Software & Apps

The Artist Who Trained Rats to Trade in Foreign-Exchange Markets

Mr. Lehman could predict the prices of foreign exchange futures more accurately than he could call a coin flip. But, being a rat, he needs the right bonus package to do it: a food pellet if he’s right, and a little shock if he’s wrong. (Also, being a rat, he’s not very good at flipping coins.)

Mr. Lehman is part of “Rat Traders,” a project directed by Austrian conceptual artist Michael Marcovici, whose work often comments on business and economics. For the project, Marcovici trained several rats to detect patterns in the foreign exchange futures market. To do this, he converts price fluctuations into a series of notes played on a piano—if the price goes up, the next note is higher—and then leaves it to the mouse to predict the tone of the note that follows. With some prompting, the rats began to predict price changes, and Marcovici says they outperformed human traders after a few months of training—a claim , however, that requires a much better test than the one done here.

As I exchanged emails with him, Marcovici never referred to his rats as part of an art project, and in a video interview he gave in 2009when the project was almost over, he never showed a little smile. But his satire is not hard to figure out: “Rat Traders” has own mock-corporate websitewhere it is said that the company located in the Cayman Islands.

Marcovici got the idea of ​​training rats to make investment decisions after thinking about high-paying jobs that humans will no longer need in the future. The default assumption is that these jobs will be taken over by robots, but Marcovici wonders if mice can recognize patterns in data that humans, with their messy biases and status quo anxieties, can’t. be noticed.

To test this, he established a semi-scientific training program. The rats spent five hours a day for three months making predictions in temperature-controlled boxes that Marcovici built for them. Correct picks are rewarded with food, and incorrect picks are punished with small shocks. “Good mice become very fat,” Marcovici wrote on his website.

As the months passed, he began weeding out rats that were trading with less than 52 percent accuracy.

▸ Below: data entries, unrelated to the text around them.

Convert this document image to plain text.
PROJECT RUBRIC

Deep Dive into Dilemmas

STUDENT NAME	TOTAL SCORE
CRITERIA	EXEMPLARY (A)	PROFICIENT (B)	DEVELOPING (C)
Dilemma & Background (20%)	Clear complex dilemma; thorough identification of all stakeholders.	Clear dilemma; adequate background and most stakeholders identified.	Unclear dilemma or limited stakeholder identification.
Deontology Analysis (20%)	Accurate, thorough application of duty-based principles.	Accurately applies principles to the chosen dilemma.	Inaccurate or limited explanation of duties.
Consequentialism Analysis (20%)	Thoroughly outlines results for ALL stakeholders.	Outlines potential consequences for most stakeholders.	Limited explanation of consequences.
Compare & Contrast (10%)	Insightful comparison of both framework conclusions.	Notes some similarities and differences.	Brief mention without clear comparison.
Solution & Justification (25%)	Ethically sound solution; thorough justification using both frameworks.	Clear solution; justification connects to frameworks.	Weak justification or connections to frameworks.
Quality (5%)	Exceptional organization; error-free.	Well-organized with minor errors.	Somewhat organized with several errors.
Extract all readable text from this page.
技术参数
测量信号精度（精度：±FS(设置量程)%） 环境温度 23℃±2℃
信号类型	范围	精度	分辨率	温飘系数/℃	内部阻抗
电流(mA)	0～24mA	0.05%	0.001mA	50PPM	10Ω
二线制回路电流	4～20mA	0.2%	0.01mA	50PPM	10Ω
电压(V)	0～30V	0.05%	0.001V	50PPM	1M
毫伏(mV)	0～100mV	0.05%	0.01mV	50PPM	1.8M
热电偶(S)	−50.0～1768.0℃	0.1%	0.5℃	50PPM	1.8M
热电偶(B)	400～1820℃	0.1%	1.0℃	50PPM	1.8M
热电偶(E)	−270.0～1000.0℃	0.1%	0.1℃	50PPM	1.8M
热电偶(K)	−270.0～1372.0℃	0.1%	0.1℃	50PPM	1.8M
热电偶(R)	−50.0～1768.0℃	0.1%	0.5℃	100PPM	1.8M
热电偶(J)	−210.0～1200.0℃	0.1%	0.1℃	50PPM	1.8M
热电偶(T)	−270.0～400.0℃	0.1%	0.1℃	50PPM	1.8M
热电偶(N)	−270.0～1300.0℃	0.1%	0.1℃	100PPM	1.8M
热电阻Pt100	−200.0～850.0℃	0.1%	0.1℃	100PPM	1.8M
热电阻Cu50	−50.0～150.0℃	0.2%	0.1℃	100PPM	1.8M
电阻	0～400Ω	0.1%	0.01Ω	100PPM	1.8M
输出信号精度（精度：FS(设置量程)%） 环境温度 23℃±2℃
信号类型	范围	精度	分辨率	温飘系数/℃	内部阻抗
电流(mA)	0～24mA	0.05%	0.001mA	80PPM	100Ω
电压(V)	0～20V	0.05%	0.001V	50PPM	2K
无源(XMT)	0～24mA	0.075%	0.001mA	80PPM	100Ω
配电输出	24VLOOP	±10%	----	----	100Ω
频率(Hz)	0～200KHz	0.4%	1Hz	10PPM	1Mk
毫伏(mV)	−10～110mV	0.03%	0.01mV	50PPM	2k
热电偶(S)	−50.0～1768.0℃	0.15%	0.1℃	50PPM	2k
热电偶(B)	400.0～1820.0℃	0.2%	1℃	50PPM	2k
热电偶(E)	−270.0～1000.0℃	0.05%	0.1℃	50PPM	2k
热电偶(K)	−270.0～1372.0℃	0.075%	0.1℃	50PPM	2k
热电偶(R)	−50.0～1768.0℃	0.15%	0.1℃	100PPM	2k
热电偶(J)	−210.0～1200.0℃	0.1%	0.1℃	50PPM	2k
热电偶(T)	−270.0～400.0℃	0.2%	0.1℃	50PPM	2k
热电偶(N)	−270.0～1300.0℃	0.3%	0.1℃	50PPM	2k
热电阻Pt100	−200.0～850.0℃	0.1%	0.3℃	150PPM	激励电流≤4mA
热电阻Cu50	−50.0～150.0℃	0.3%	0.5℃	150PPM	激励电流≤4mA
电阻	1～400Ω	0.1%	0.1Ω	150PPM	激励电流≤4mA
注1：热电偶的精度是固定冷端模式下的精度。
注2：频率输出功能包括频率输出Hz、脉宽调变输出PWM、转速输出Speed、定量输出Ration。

After tests with about 1,000 piano tracks, Marcovici was left with four “real master traders,” whom he cross-bred to create a generation superior to their ancestors. One rat of this second generation, Mr. Kleinworth Morgan Jr., had a 57 percent accuracy rate. “I have outperformed some of the top human fund managers in the world,” Marcovici wrote. (His findings did not pass tests for statistical significance, and the rigor of his experimental design was limited at best.)


Accuracy Rates for Descendants of Mr. Morgan and Ms. Kleinworth

Michael Marcovici

on an interview five years agohe said several hedge funds were interested in testing his mice, but that interest didn’t stop. Although it has been proven that a rat can predict prices, Marcovici says now, a bottleneck is that a rat can only make about 20 trades before it gets tired—hence the funds of fence would require many rats to gather any useful amount of data. That said, he is still “out of touch” with some hedge funds, in case they change their minds. Marcovici himself retired from the project years ago. “With about 100 mice in the house I had to stop at some point in the experiment,” he said.

“Rat Traders” is built on the assumption, perhaps the universal desire, that historical market data can be used to predict prices. “Because people are the ones who influence the prices,” Marcovici insisted in an interview, there are patterns, shaped by human biases, that can be seen in the numbers. There is little in the way of literature to support that, however a 2011 study found that patterns can be used to predict stock prices up to a minute. Another new study found that stock prices can be predicted by Twitter activity.

But when Mashable spoke to one study author on Twitterhe said he wasn’t sure why he found that correlation. And that’s the point here: It’s pretty clear that the price of any given stock is unpredictable, and that anyone who tries to predict it, without a lot of luck, is doomed to fail. A distant survey of 60,000 households in the early ’90s conducted by researchers from the University of California Berkeley confirmed this: “Our central message is that trading is dangerous to your wealth,” they concluded.

Most forecasting strategies turn out to be hollow correlations that don’t last. However, people want to believe in the predictability of the stock market, perhaps as a way to cope with the stresses of investing, or even as a way to cope with the discomfort of dealing with a real which is a chaotic system. So, when people like Marcovici come along, many want to believe that his artwork is a shortcut to personal gain: Business Insiderno question tone of this contains “Merchants of the Earth” a few weeks ago prompted the site to issue a disclaimer (“NOTE: This is a joke.”) at the top of the post.

Money manager and author David Leinweber once sought to prove the random nature of predictions by finding any historical data that miraculously matched the stock market at that time. Finally, he found a promising indicator: Bangladesh’s butter production could be used to predict the volatility of the S&P 500 index with 75 percent accuracy over the course of more than a decade. When he took into account the production of cheese in the US and the number of sheep in the US and Bangladesh, his accuracy increased to 99 percent in the same period. After writing about the Bangladeshi butter correlation in his book, Leinweber SPOKE The Wall Street Journal that he received many requests from excessive traders hoping that he would share his data. “A depressing number of people don’t understand that it’s a joke,” he said.